Saturday, March 20, 2004


Just saw Eternal Sunshine of a Spotless Mind and have to rave about it. Charlie Kaufman's previous best work has been directed by Spike Jonze (Being John Malkovich, Adaptation), but this film is directed by Michel Gondry, the ace French director famous (as Jonze also is) for his amazing music videos (and who also directed the disappointingly-reviewed Kaufman script Human Nature). Unlike BJM and Adaptation, which I found to be more intellectually interesting than moving, Sunshine is devastatingly emotional. The basic idea: a guy finds out his girlfriend, fed up with him, has had him erased from her memory, and, heartbroken, he decides to reciprocate. There's some chronological scrambling in the way the material is organized (here's a tip: concentrate on Valentine's Day), and there's a long sequence inside Jim Carrey's head, crosscut with events happening in the real world that night, but the excellent direction and editing keeps things crystal clear.

Though the film has been called SF for its use of memory-wiping, I thought the scenario was horrifying, which is probably why I reacted so strongly. But the movie is also very funny. How you react will probably depend on what you make of the lovers' relationship--average? or awful? Elvis Mitchell wrote that Carrey's character is underdeveloped, but the idea is to appeal to the audience's emotions by getting us to project ourselves into the scenario (standard movie procedure). The script cleverly details their relationship with moments and details that are memorably unique yet also universal. Carrey and Winslet play a couple of neurotic fuck-ups (typical Kaufman characters--have fun comparing these new characters to those in the other films), and their problems make them vulnerable and sympathetic.

Selective memory-wiping may be impossible, but the ethical issues of the technology reminded me a lot of real technologies from plastic-surgery to, as Jonathan Rosenbaum pointed out, shock therapy.
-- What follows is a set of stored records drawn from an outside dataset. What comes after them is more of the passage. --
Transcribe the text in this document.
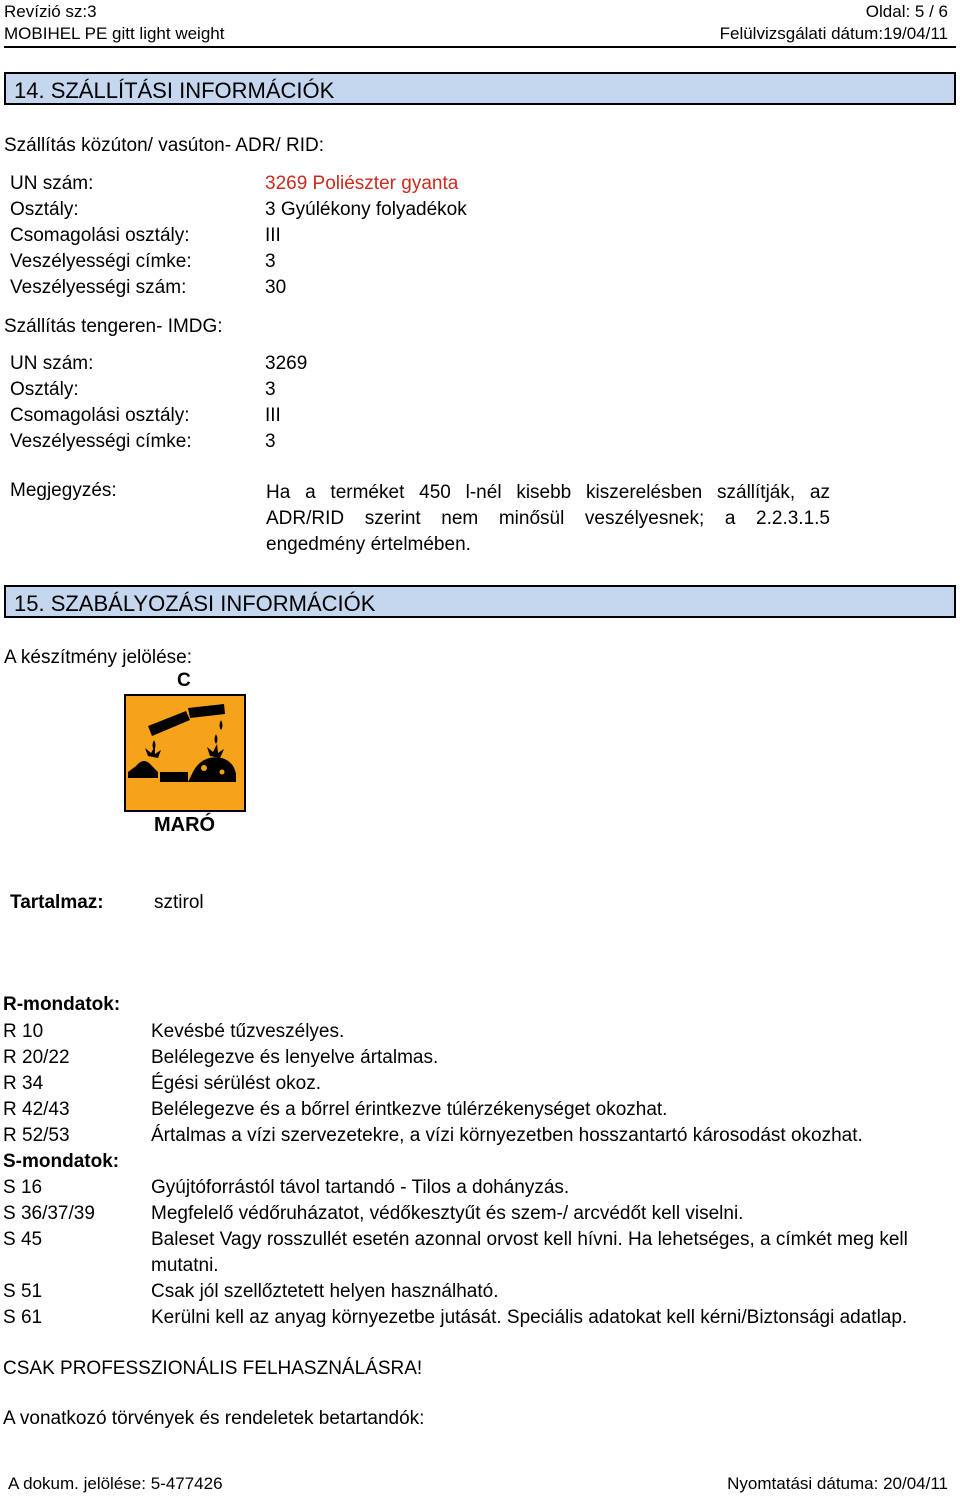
Revízió sz:3	Oldal: 5 / 6
MOBIHEL PE gitt light weight	Felülvizsgálati dátum:19/04/11
14. SZÁLLÍTÁSI INFORMÁCIÓK
Szállítás közúton/ vasúton- ADR/ RID:
UN szám:	3269 Poliészter gyanta
Osztály:	3 Gyúlékony folyadékok
Csomagolási osztály:	III
Veszélyességi címke:	3
Veszélyességi szám:	30
Szállítás tengeren- IMDG:
UN szám:	3269
Osztály:	3
Csomagolási osztály:	III
Veszélyességi címke:	3
Megjegyzés:	Ha a terméket 450 l-nél kisebb kiszerelésben szállítják, az ADR/RID szerint nem minősül veszélyesnek; a 2.2.3.1.5 engedmény értelmében.
15. SZABÁLYOZÁSI INFORMÁCIÓK
A készítmény jelölése:
C
MARÓ
Tartalmaz:	sztirol
R-mondatok:
R 10	Kevésbé tűzveszélyes.
R 20/22	Belélegezve és lenyelve ártalmas.
R 34	Égési sérülést okoz.
R 42/43	Belélegezve és a bőrrel érintkezve túlérzékenységet okozhat.
R 52/53	Ártalmas a vízi szervezetekre, a vízi környezetben hosszantartó károsodást okozhat.
S-mondatok:
S 16	Gyújtóforrástól távol tartandó - Tilos a dohányzás.
S 36/37/39	Megfelelő védőruházatot, védőkesztyűt és szem-/ arcvédőt kell viselni.
S 45	Baleset Vagy rosszullét esetén azonnal orvost kell hívni. Ha lehetséges, a címkét meg kell
mutatni.
S 51	Csak jól szellőztetett helyen használható.
S 61	Kerülni kell az anyag környezetbe jutását. Speciális adatokat kell kérni/Biztonsági adatlap.
CSAK PROFESSZIONÁLIS FELHASZNÁLÁSRA!
A vonatkozó törvények és rendeletek betartandók:
A dokum. jelölése: 5-477426	Nyomtatási dátuma: 20/04/11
The way the memory-wiping is done is amusingly ludicrous from a strictly realistic point of view, but metaphorically it's dazzling, accomplished with techniques that range from d.i.y. (one shot in a bookstore has all the books with spines facing in so that they all look blank) to sophisticated digital effects, but the visual ideas are always simple and striking. The most impressive aspect of the film, though, is the ideas. They've actually found a new spin on the boy-meets girl scenario. How often does that happen? If you take the implications seriously, I think you'll be as shaken up as I was.